Optional Parameter Generation

sfdx-command also includes functionality to help you set up connections with Salesforce orgs. For example, to enable the --targetusername parameter for your command:

protected static requiresUsername = true;

Now, the command can access the org that has a specified target username.

public async run(): Promise<any> {
  const org = this.org;
}

See sfdx-command.

Custom Parameters

In addition to the sfdx-command parameters, you can specify your own custom parameters by setting the flagsConfig variable.

protected static flagsConfig = {
    // flag with a value (-n, --name=VALUE)
    name: flags.string({char: 'n', description: messages.getMessage('nameFlagDescription')}),
    force: flags.boolean({char: 'f'})
};

See custom flag configuration.

Message Loading

The sfdx-core APIs provide a framework for handling command messaging.

core.Messages.importMessagesDirectory(pathToPluginRootDirectory);
const messages = core.Messages.loadMessages('yourPluginName', 'org');

Topics

As you add more commands to your CLI plugin, it can also be useful to nest your commands within topics. In the case of the generated plugin, hello is the topic and org is the command name. This structure was created by placing the org.ts file in the hello subdirectory.

package.json
src/
└── commands/
    └── hello/
        └── org.ts

See oclif/oclif#-topics for more information on how to structure your directories to utilize topics.

Important Note for Plugin Command Developers

Because this is a TypeScript project, you need to compile the changes you make to your commands before running the commands.

To compile your code and update the .oclif.manifest.json file that contains your command definitions, run:

yarn run prepare

Debug Your Plugin

We recommend using the Visual Studio Code (VS Code) IDE, with Salesforce Extensions for VS Code, for your plugin development. Included in the .vscode directory of the generated plugin is a launch.json config file, which allows you to attach a debugger to the node process when running your commands.

To debug the hello:org command from the myNewPlugin directory:

  1. Start the inspector

    • If you linked your plugin to the sfdx cli, call your command with the dev-suspend switch.

      $ sfdx hello:org -u myOrg@example.com --dev-suspend
    • Alternatively, to call your command using the bin/run script, set the NODE_OPTIONS environment variable to --inspect-brk when starting the debugger.

      $ NODE_OPTIONS=--inspect-brk bin/run hello:org -u myOrg@example.com
  2. Set some breakpoints in your command code.

  3. To open up the Debug view, click the Debug icon in the Activity Bar on the left side of the VS Code window.

  4. In the dropdown list in the upper-left-hand corner of the Debug view, verify that the Attach to Remote launch configuration is selected.

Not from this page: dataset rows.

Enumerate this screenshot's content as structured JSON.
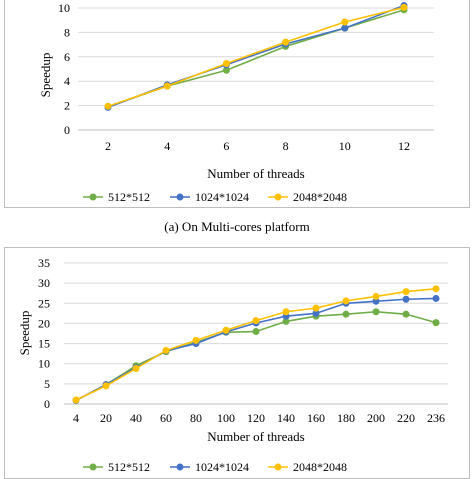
{
  "chart_data": [
    {
      "type": "line",
      "title": "",
      "xlabel": "Number of threads",
      "ylabel": "Speedup",
      "x": [
        2,
        4,
        6,
        8,
        10,
        12
      ],
      "ylim": [
        0,
        10
      ],
      "yticks": [
        0,
        2,
        4,
        6,
        8,
        10
      ],
      "grid": true,
      "legend_position": "bottom",
      "series": [
        {
          "name": "512*512",
          "color": "#70ad47",
          "values": [
            1.9,
            3.6,
            4.9,
            6.85,
            8.35,
            9.85
          ]
        },
        {
          "name": "1024*1024",
          "color": "#4472c4",
          "values": [
            1.85,
            3.7,
            5.35,
            7.05,
            8.35,
            10.2
          ]
        },
        {
          "name": "2048*2048",
          "color": "#ffc000",
          "values": [
            1.95,
            3.6,
            5.45,
            7.2,
            8.85,
            10.05
          ]
        }
      ]
    },
    {
      "type": "line",
      "title": "",
      "xlabel": "Number of threads",
      "ylabel": "Speedup",
      "x": [
        4,
        20,
        40,
        60,
        80,
        100,
        120,
        140,
        160,
        180,
        200,
        220,
        236
      ],
      "ylim": [
        0,
        35
      ],
      "yticks": [
        0,
        5,
        10,
        15,
        20,
        25,
        30,
        35
      ],
      "grid": true,
      "legend_position": "bottom",
      "series": [
        {
          "name": "512*512",
          "color": "#70ad47",
          "values": [
            0.9,
            4.8,
            9.5,
            13.0,
            15.3,
            17.8,
            18.0,
            20.5,
            21.8,
            22.3,
            22.9,
            22.3,
            20.2
          ]
        },
        {
          "name": "1024*1024",
          "color": "#4472c4",
          "values": [
            0.9,
            4.8,
            9.0,
            13.2,
            15.0,
            17.9,
            20.1,
            21.8,
            22.5,
            25.0,
            25.5,
            26.0,
            26.2
          ]
        },
        {
          "name": "2048*2048",
          "color": "#ffc000",
          "values": [
            1.0,
            4.5,
            8.8,
            13.3,
            15.8,
            18.3,
            20.7,
            22.9,
            23.8,
            25.6,
            26.7,
            27.9,
            28.6
          ]
        }
      ]
    }
  ],
  "captions": {
    "top": "(a)  On Multi-cores platform"
  }
}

  5. Click the green play button to the left of the launch configuration dropdown list. The debugger should now be suspended on the first line of the program.

  6. Click the green play button in the middle of the top of the VS Code window.

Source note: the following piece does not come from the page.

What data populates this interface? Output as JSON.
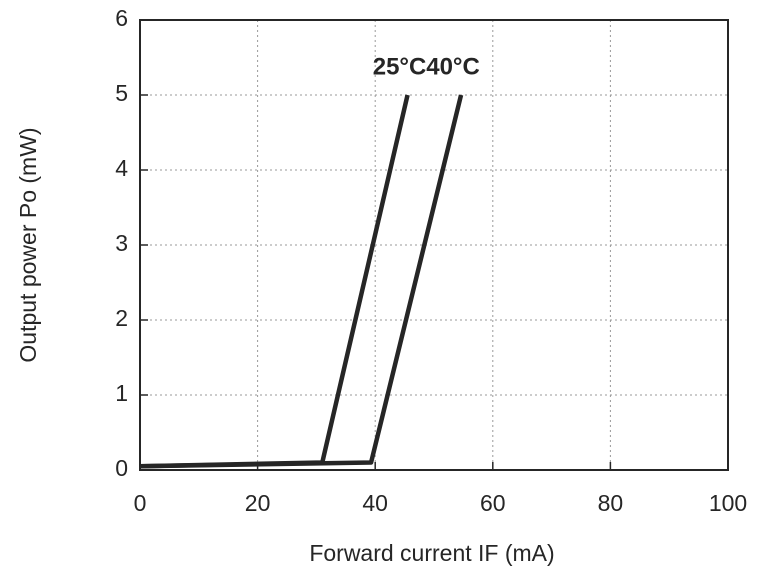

Congratulations, you are now debugging!

Plugin Generator Development

To make changes to the plugin generator, follow these instructions.

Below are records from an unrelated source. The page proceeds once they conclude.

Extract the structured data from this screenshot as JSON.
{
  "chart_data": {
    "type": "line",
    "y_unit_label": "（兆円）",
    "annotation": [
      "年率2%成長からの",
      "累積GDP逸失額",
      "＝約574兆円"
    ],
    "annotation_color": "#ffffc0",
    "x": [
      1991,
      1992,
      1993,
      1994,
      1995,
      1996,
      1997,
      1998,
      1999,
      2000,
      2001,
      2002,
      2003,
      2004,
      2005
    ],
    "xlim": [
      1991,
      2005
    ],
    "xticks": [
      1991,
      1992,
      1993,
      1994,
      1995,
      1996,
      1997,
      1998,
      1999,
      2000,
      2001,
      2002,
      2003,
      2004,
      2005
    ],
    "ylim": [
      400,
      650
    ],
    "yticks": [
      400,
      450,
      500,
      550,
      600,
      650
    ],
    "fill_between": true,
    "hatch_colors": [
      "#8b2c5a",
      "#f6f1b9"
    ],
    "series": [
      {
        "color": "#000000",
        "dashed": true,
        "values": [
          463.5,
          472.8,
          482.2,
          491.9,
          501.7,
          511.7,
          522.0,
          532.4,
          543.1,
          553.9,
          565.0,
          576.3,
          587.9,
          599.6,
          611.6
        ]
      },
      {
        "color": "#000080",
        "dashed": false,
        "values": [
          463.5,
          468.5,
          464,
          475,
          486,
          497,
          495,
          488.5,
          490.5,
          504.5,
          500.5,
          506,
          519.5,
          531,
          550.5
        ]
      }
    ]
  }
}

Note: Only Node 8+ is supported. If you are new to Node.js, use nvm to install node.

  1. Start by cloning the repo. With SSH:
    $ git clone git@github.com:forcedotcom/sfdx-plugin-generate.git
    or with HTTPS:
    $ git clone https://github.com/forcedotcom/sfdx-plugin-generate.git
  2. Change directories into the cloned repo.
    $ cd sfdx-plugin-generate
  3. If you don't have Node.js version 8 or above installed, install it now.
    $ nvm install v8.9.4
  4. Install the Yarn package manager.
    $ npm install -g yarn
  5. Install the plugin generator.
    $ yarn install
  6. Compile the TypeScript code.
    $ yarn prepack
  7. Now you are ready to run the plugins:generate command and make any changes to the generator.